The ultimate authority in any public company is the board.

The majority of employees will never have to think about it, but everyone from the CEO down is ultimately hired at their discretion.

To see how things normally operate read up on the OpenAI drama. If Sam Altman wasn't as politically savvy as he was the board would have fired him in a Friday announcement and by Monday a new CEO would have been in charge.

And boards are largely made up of senior management of other companies, scratching each other's backs.

If it ever became clear that an LLM or other AI of some sort could genuinely replace senior management, I guarantee you'd see two things:

1) The price for access to that level of AI (assuming it wasn't possible with an open model on commodity hardware, which seems like a safe assumption for the foreseeable future) would quickly rise to be merely competitive with the cost of hiring senior management.

2) Boards would (nearly) all quickly agree that the human factor is very important, and regardless of what statistics you might have seen on the decisions made by these AIs in completely fabricated scenarios, or even a few _obviously_ rigged "real-life tests", there's no way these so-called "AIs" could ever really replace a human where it matters (ie, at the senior management level).

>And boards are largely made up of senior management of other companies, scratching each other's backs.

My experience with boards is that everyone on them would rather be doing something else. If they could offload 90% of their work to AI they would.

I know I did when I was a secretary of (several) boards and used a stt model + Claude to write minutes and agendas for the meetings I was presiding over.

Everyone rather enjoyed having a full and (near) real time overview of everything that had been said over the last three years.

I'm still hoping someone would come up with a good diarization model so we can have in person board meetings with as good transcripts as the zoom ones.

> Boards would (nearly) all quickly agree that the human factor is very important, and regardless of what statistics you might have seen on the decisions made by these AIs in completely fabricated scenarios, or even a few _obviously_ rigged "real-life tests", there's no way these so-called "AIs" could ever really replace a human where it matters (ie, at the senior management level).

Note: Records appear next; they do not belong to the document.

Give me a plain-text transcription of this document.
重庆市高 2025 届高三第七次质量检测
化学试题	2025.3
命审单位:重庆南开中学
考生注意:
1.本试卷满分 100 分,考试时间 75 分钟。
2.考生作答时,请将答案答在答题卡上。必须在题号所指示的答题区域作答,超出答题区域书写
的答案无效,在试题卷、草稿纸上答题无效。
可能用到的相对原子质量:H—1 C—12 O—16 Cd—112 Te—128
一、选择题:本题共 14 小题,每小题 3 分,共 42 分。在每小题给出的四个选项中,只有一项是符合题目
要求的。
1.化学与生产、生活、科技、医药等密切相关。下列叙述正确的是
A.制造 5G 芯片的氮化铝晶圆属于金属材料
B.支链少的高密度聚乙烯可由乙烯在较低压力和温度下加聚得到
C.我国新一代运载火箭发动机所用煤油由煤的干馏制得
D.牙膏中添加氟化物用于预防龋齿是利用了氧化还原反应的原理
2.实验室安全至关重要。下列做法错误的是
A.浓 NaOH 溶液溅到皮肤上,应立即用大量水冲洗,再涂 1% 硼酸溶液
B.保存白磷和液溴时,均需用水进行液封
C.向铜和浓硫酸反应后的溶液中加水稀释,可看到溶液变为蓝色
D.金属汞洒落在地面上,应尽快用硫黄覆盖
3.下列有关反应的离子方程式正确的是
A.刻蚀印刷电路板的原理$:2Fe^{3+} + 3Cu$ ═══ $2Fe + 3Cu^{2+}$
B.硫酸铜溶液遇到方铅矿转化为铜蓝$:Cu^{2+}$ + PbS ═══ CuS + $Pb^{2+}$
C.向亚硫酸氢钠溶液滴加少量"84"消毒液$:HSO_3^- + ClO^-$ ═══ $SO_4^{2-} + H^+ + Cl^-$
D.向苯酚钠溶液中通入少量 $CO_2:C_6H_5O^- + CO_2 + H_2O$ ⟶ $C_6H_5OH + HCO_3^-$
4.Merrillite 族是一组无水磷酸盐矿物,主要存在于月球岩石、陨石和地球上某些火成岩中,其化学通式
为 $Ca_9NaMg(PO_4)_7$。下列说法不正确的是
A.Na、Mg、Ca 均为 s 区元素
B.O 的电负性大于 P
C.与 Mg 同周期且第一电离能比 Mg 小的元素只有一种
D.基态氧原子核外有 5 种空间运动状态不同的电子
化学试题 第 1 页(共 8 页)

Exactly how AI researchers have felt since they AI started doing better than humans in the first tasks. From the ridiculous stat that more chess champions have been disqualified for using AI than we have chess champions. Right now in every chess tournament everyone is "fighting" TWO chess opponents. Their actual opponent ... and an AI chess player (and yes, it's an AI now, IBM and their "not-quite-AI" program is out). If they come even remotely close to beating the AI player, on a move by move basis, they are disqualified and the match is halted.

Humans aren't going to play fair in competing with AIs.

Even the board can be replaced.
Think roughly L7-L10 at Google, M2-D2 at Meta, 66-70 at Microsoft, etc. People that make "law partner" money but are not C-level executives mentioned in SEC filings.

Decisions would be made 1-2 levels up, so they would not be replacing themselves.